Firearms Chambered in 500 Nitro Express
If you’re in the market for a 500 Nitro Express firearm, you had better save your nickels and dimes, cash in some bonds, sell your car, and maybe withdraw cash from your 401(k). It’s not uncommon to find them listed for more than $100,000. While you can occasionally find one listed for, dare I say, a more reasonable price used — like say in the $10,000 range — it’s rare.
The traditional 500 Nitro Express firearm is a double-barrel rifle. The reason is the 500 Nitro Express is a rimmed rifle cartridge, so it functions better out of a break-action gun, which extracts the casing when you open it.
According to a blog post by the Safari Club International, double rifles became synonymous with dangerous game hunting because they were easily sized for large cartridges. Plus, they were dependable for short ranges and allowed for a quick follow-up shot.
Also, the double rifle more than likely has a polished walnut stock, hand-engraved scrolling on the metalwork, and maybe some gold inlays. They’re made by companies like Holland & Holland, Merkel, John Rigby, Sabatti, Krieghoff, Blaser, Rizzini, and others.

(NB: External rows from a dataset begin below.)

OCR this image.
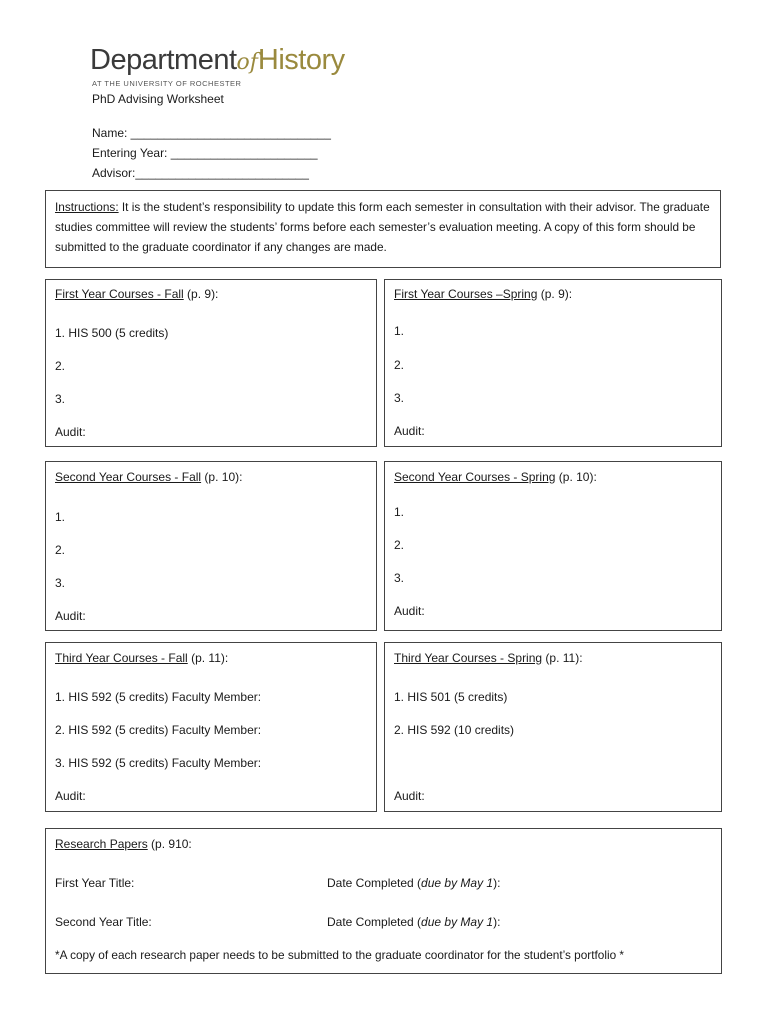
DepartmentofHistory
AT THE UNIVERSITY OF ROCHESTER
PhD Advising Worksheet
Name: ______________________________
Entering Year: ______________________
Advisor:__________________________
Instructions: It is the student’s responsibility to update this form each semester in consultation with their advisor. The graduate studies committee will review the students’ forms before each semester’s evaluation meeting. A copy of this form should be submitted to the graduate coordinator if any changes are made.
First Year Courses - Fall (p. 9):
1. HIS 500 (5 credits)
2.
3.
Audit:
First Year Courses –Spring (p. 9):
1.
2.
3.
Audit:
Second Year Courses - Fall (p. 10):
1.
2.
3.
Audit:
Second Year Courses - Spring (p. 10):
1.
2.
3.
Audit:
Third Year Courses - Fall (p. 11):
1. HIS 592 (5 credits) Faculty Member:
2. HIS 592 (5 credits) Faculty Member:
3. HIS 592 (5 credits) Faculty Member:
Audit:
Third Year Courses - Spring (p. 11):
1. HIS 501 (5 credits)
2. HIS 592 (10 credits)
Audit:
Research Papers (p. 910:
First Year Title:	Date Completed (due by May 1):
Second Year Title:	Date Completed (due by May 1):
*A copy of each research paper needs to be submitted to the graduate coordinator for the student’s portfolio *
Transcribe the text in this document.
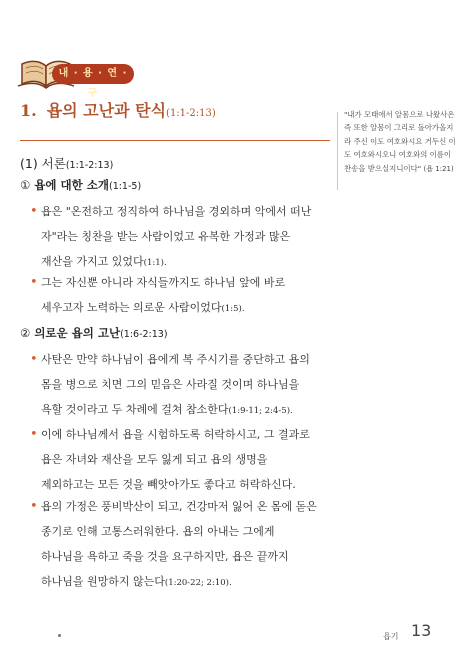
내 · 용 · 연 · 구
1. 욥의 고난과 탄식(1:1-2:13)	"내가 모태에서 알몸으로 나왔사온즉 또한 알몸이 그리로 돌아가올지라 주신 이도 여호와시요 거두신 이도 여호와시오니 여호와의 이름이 찬송을 받으실지니이다" (욥 1:21)
(1) 서론(1:1-2:13)
① 욥에 대한 소개(1:1-5)
• 욥은 "온전하고 정직하여 하나님을 경외하며 악에서 떠난 자"라는 칭찬을 받는 사람이었고 유복한 가정과 많은 재산을 가지고 있었다(1:1).
• 그는 자신뿐 아니라 자식들까지도 하나님 앞에 바로 세우고자 노력하는 의로운 사람이었다(1:5).
② 의로운 욥의 고난(1:6-2:13)
• 사탄은 만약 하나님이 욥에게 복 주시기를 중단하고 욥의 몸을 병으로 치면 그의 믿음은 사라질 것이며 하나님을 욕할 것이라고 두 차례에 걸쳐 참소한다(1:9-11; 2:4-5).
• 이에 하나님께서 욥을 시험하도록 허락하시고, 그 결과로 욥은 자녀와 재산을 모두 잃게 되고 욥의 생명을 제외하고는 모든 것을 빼앗아가도 좋다고 허락하신다.
• 욥의 가정은 풍비박산이 되고, 건강마저 잃어 온 몸에 돋은 종기로 인해 고통스러워한다. 욥의 아내는 그에게 하나님을 욕하고 죽을 것을 요구하지만, 욥은 끝까지 하나님을 원망하지 않는다(1:20-22; 2:10).
욥기 13
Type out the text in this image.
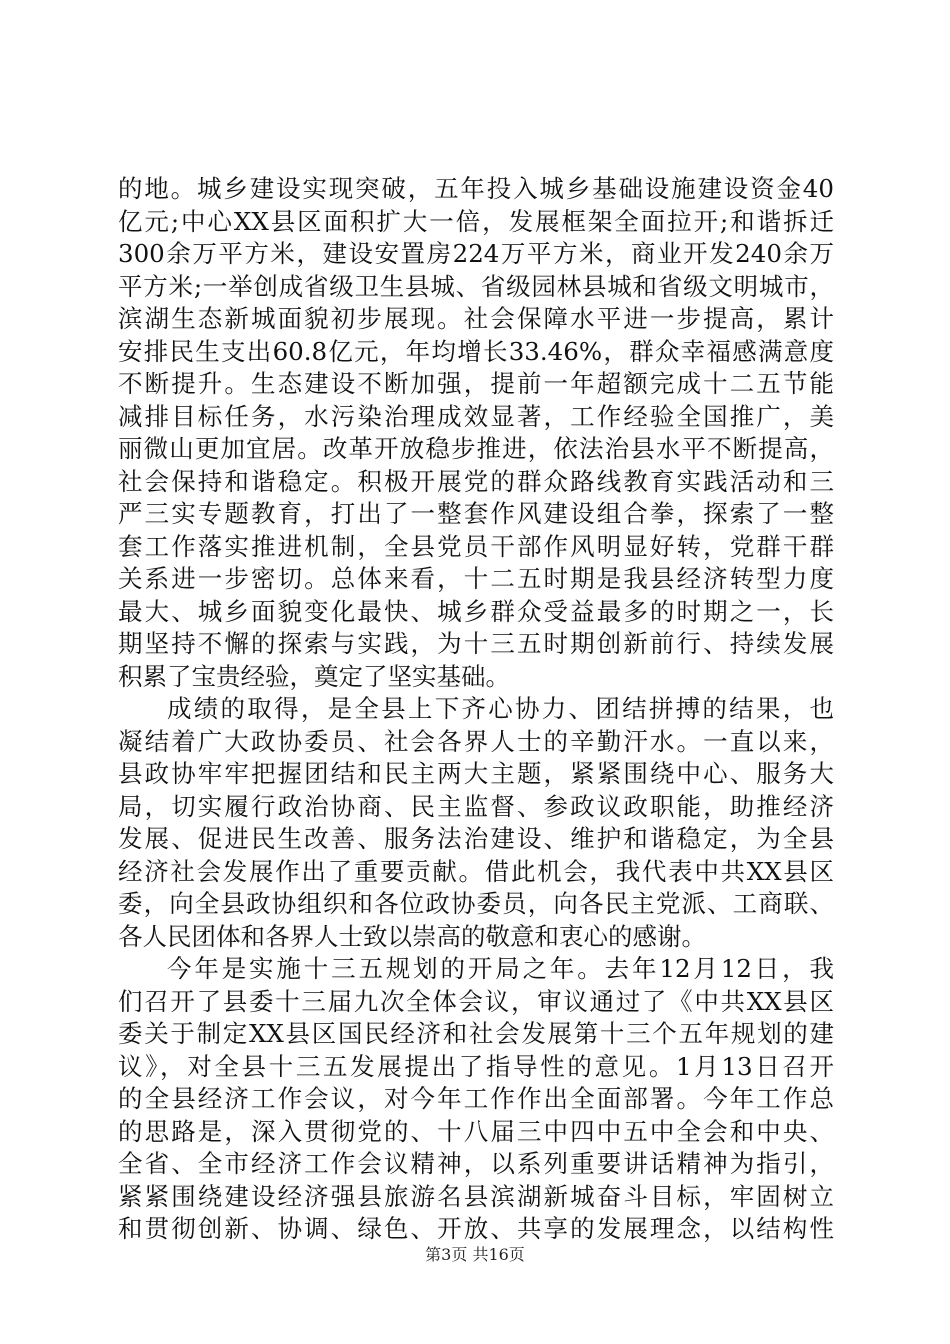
的地。城乡建设实现突破，五年投入城乡基础设施建设资金40
亿元;中心XX县区面积扩大一倍，发展框架全面拉开;和谐拆迁
300余万平方米，建设安置房224万平方米，商业开发240余万
平方米;一举创成省级卫生县城、省级园林县城和省级文明城市，
滨湖生态新城面貌初步展现。社会保障水平进一步提高，累计
安排民生支出60.8亿元，年均增长33.46%，群众幸福感满意度
不断提升。生态建设不断加强，提前一年超额完成十二五节能
减排目标任务，水污染治理成效显著，工作经验全国推广，美
丽微山更加宜居。改革开放稳步推进，依法治县水平不断提高，
社会保持和谐稳定。积极开展党的群众路线教育实践活动和三
严三实专题教育，打出了一整套作风建设组合拳，探索了一整
套工作落实推进机制，全县党员干部作风明显好转，党群干群
关系进一步密切。总体来看，十二五时期是我县经济转型力度
最大、城乡面貌变化最快、城乡群众受益最多的时期之一，长
期坚持不懈的探索与实践，为十三五时期创新前行、持续发展
积累了宝贵经验，奠定了坚实基础。
成绩的取得，是全县上下齐心协力、团结拼搏的结果，也
凝结着广大政协委员、社会各界人士的辛勤汗水。一直以来，
县政协牢牢把握团结和民主两大主题，紧紧围绕中心、服务大
局，切实履行政治协商、民主监督、参政议政职能，助推经济
发展、促进民生改善、服务法治建设、维护和谐稳定，为全县
经济社会发展作出了重要贡献。借此机会，我代表中共XX县区
委，向全县政协组织和各位政协委员，向各民主党派、工商联、
各人民团体和各界人士致以崇高的敬意和衷心的感谢。
今年是实施十三五规划的开局之年。去年12月12日，我
们召开了县委十三届九次全体会议，审议通过了《中共XX县区
委关于制定XX县区国民经济和社会发展第十三个五年规划的建
议》，对全县十三五发展提出了指导性的意见。1月13日召开
的全县经济工作会议，对今年工作作出全面部署。今年工作总
的思路是，深入贯彻党的、十八届三中四中五中全会和中央、
全省、全市经济工作会议精神，以系列重要讲话精神为指引，
紧紧围绕建设经济强县旅游名县滨湖新城奋斗目标，牢固树立
和贯彻创新、协调、绿色、开放、共享的发展理念，以结构性
第3页 共16页
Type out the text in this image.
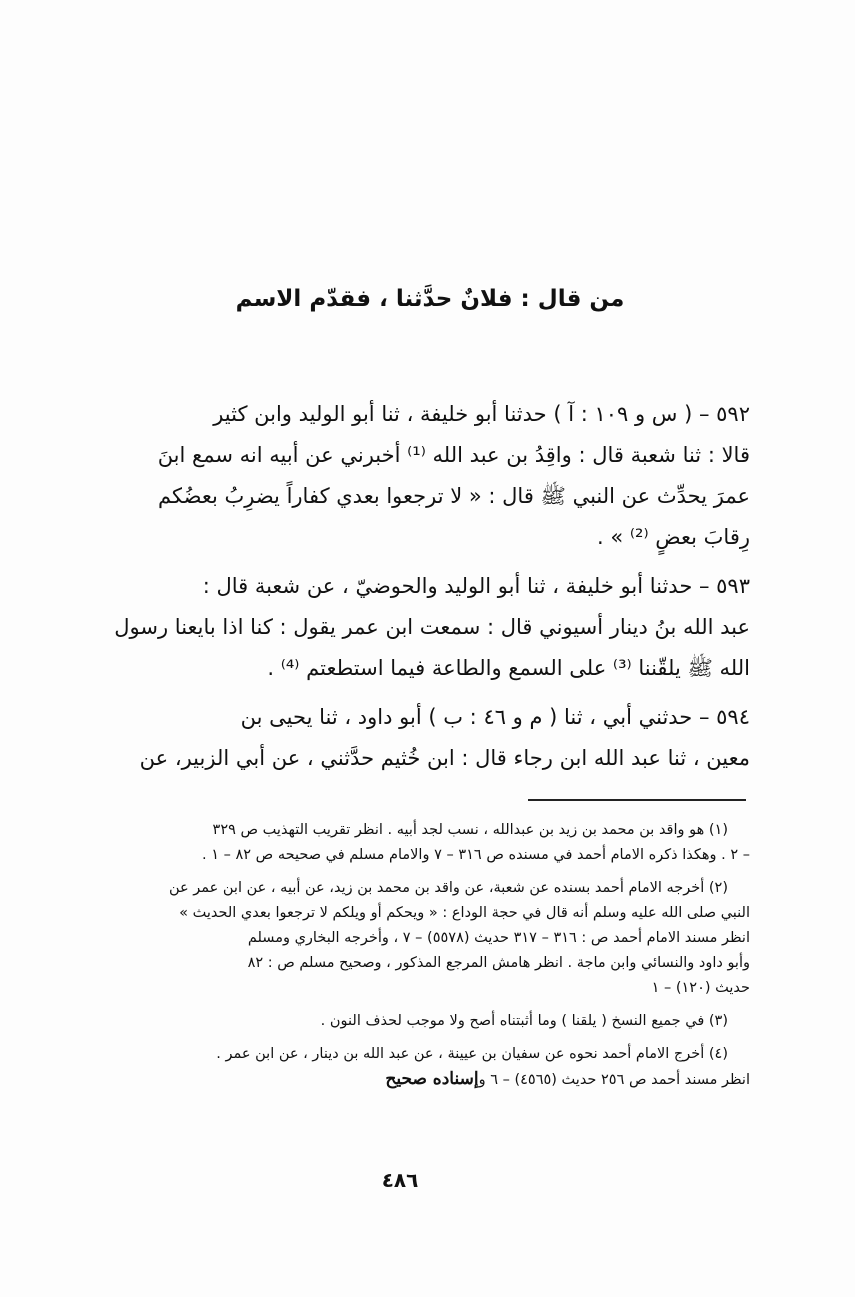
من قال : فلانٌ حدَّثنا ، فقدّم الاسم
٥٩٢ – ( س و ١٠٩ : آ ) حدثنا أبو خليفة ، ثنا أبو الوليد وابن كثير
قالا : ثنا شعبة قال : واقِدُ بن عبد الله ⁽¹⁾ أخبرني عن أبيه انه سمع ابنَ
عمرَ يحدِّث عن النبي ﷺ قال : « لا ترجعوا بعدي كفاراً يضرِبُ بعضُكم
رِقابَ بعضٍ ⁽²⁾ » .
٥٩٣ – حدثنا أبو خليفة ، ثنا أبو الوليد والحوضيّ ، عن شعبة قال :
عبد الله بنُ دينار أسيوني قال : سمعت ابن عمر يقول : كنا اذا بايعنا رسول
الله ﷺ يلقّننا ⁽³⁾ على السمع والطاعة فيما استطعتم ⁽⁴⁾ .
٥٩٤ – حدثني أبي ، ثنا ( م و ٤٦ : ب ) أبو داود ، ثنا يحيى بن
معين ، ثنا عبد الله ابن رجاء قال : ابن خُثيم حدَّثني ، عن أبي الزبير، عن
(١) هو واقد بن محمد بن زيد بن عبدالله ، نسب لجد أبيه . انظر تقريب التهذيب ص ٣٢٩
– ٢ . وهكذا ذكره الامام أحمد في مسنده ص ٣١٦ – ٧ والامام مسلم في صحيحه ص ٨٢ – ١ .
(٢) أخرجه الامام أحمد بسنده عن شعبة، عن واقد بن محمد بن زيد، عن أبيه ، عن ابن عمر عن
النبي صلى الله عليه وسلم أنه قال في حجة الوداع : « ويحكم أو ويلكم لا ترجعوا بعدي الحديث »
انظر مسند الامام أحمد ص : ٣١٦ – ٣١٧ حديث (٥٥٧٨) – ٧ ، وأخرجه البخاري ومسلم
وأبو داود والنسائي وابن ماجة . انظر هامش المرجع المذكور ، وصحيح مسلم ص : ٨٢
حديث (١٢٠) – ١
(٣) في جميع النسخ ( يلقنا ) وما أثبتناه أصح ولا موجب لحذف النون .
(٤) أخرج الامام أحمد نحوه عن سفيان بن عيينة ، عن عبد الله بن دينار ، عن ابن عمر .
انظر مسند أحمد ص ٢٥٦ حديث (٤٥٦٥) – ٦ وإسناده صحيح
٤٨٦
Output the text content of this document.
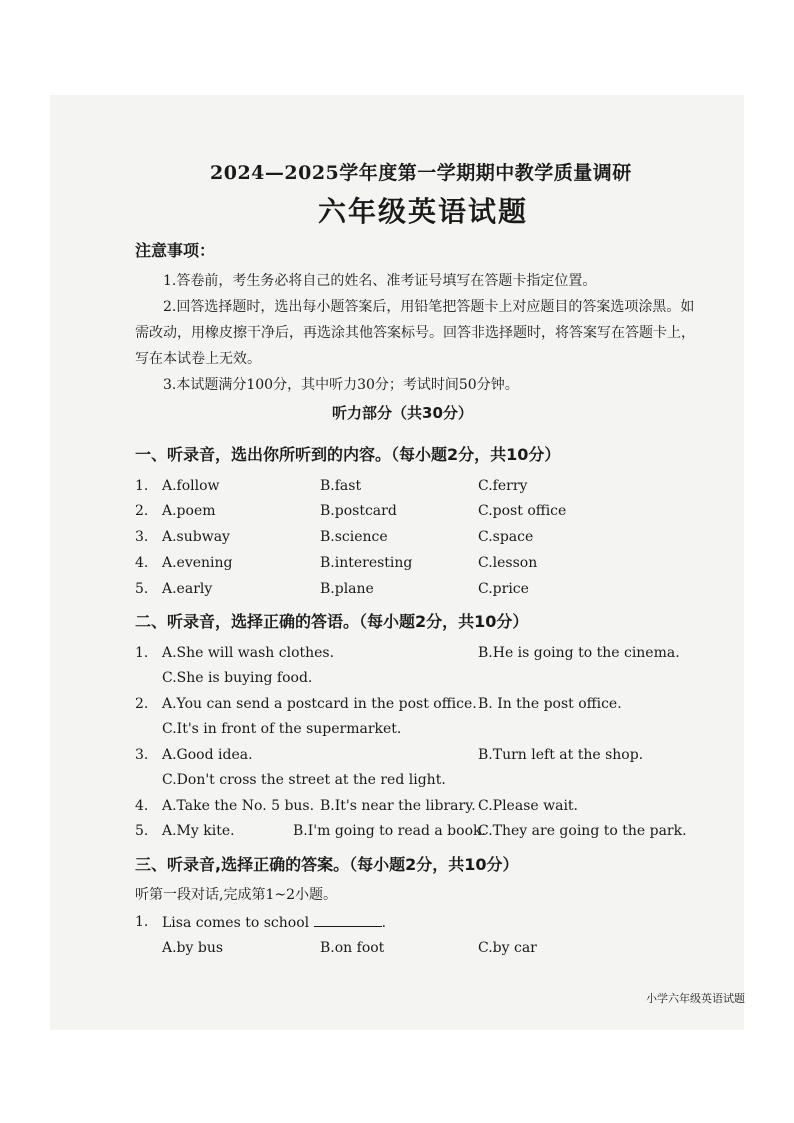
2024—2025学年度第一学期期中教学质量调研
六年级英语试题
注意事项：
1.答卷前，考生务必将自己的姓名、准考证号填写在答题卡指定位置。
2.回答选择题时，选出每小题答案后，用铅笔把答题卡上对应题目的答案选项涂黑。如需改动，用橡皮擦干净后，再选涂其他答案标号。回答非选择题时，将答案写在答题卡上，写在本试卷上无效。
3.本试题满分100分，其中听力30分；考试时间50分钟。
听力部分（共30分）
一、听录音，选出你所听到的内容。（每小题2分，共10分）
1. A.follow	B.fast	C.ferry
2. A.poem	B.postcard	C.post office
3. A.subway	B.science	C.space
4. A.evening	B.interesting	C.lesson
5. A.early	B.plane	C.price
二、听录音，选择正确的答语。（每小题2分，共10分）
1. A.She will wash clothes.	B.He is going to the cinema.
C.She is buying food.
2. A.You can send a postcard in the post office. B. In the post office.
C.It's in front of the supermarket.
3. A.Good idea.	B.Turn left at the shop.
C.Don't cross the street at the red light.
4. A.Take the No. 5 bus. B.It's near the library. C.Please wait.
5. A.My kite.	B.I'm going to read a book.
C.They are going to the park.
三、听录音,选择正确的答案。（每小题2分，共10分）
听第一段对话,完成第1~2小题。
1. Lisa comes to school	.
A.by bus	B.on foot	C.by car
小学六年级英语试题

The reason they’re so expensive is that there isn’t exactly a high demand for elephant guns. Those who do want it are also willing to spend tens of thousands of dollars to hunt one of Africa’s big five, which makes the $20 per round seem like a drop in the bucket.
However, supply and aesthetics are only two small factors that go into the price of a double rifle. It takes a great deal of time and craftsmanship to build one. For example, regulating a double rifle so both barrels have the same point of aim takes roughly one week, according to a blog post by Westley Richards.
“This is achieved by a repetitive process of shooting the rifle and then making minute adjustments to individual barrels in a specific jig, ultimately moving the barrels to the correct point of impact,” the company explained.
The process involves heating the muzzles, so a gunsmith can adjust the barrels. These adjustments happen in tiny 0.001-inch increments. Afterward, the barrels are cooled down and tested again. The process is repeated until both barrels are on target.
The 500 Nitro Express Lives On
More than a hundred years after it was introduced, the 500 Nitro Express continues to be one of the most powerful cartridges in the world. It’s also one of the most exclusive cartridges in the world because it’s so limited in its purpose. But as long as there are big-game animals to hunt in African countries, ammo makers will continue making 500 Nitro Express ammunition.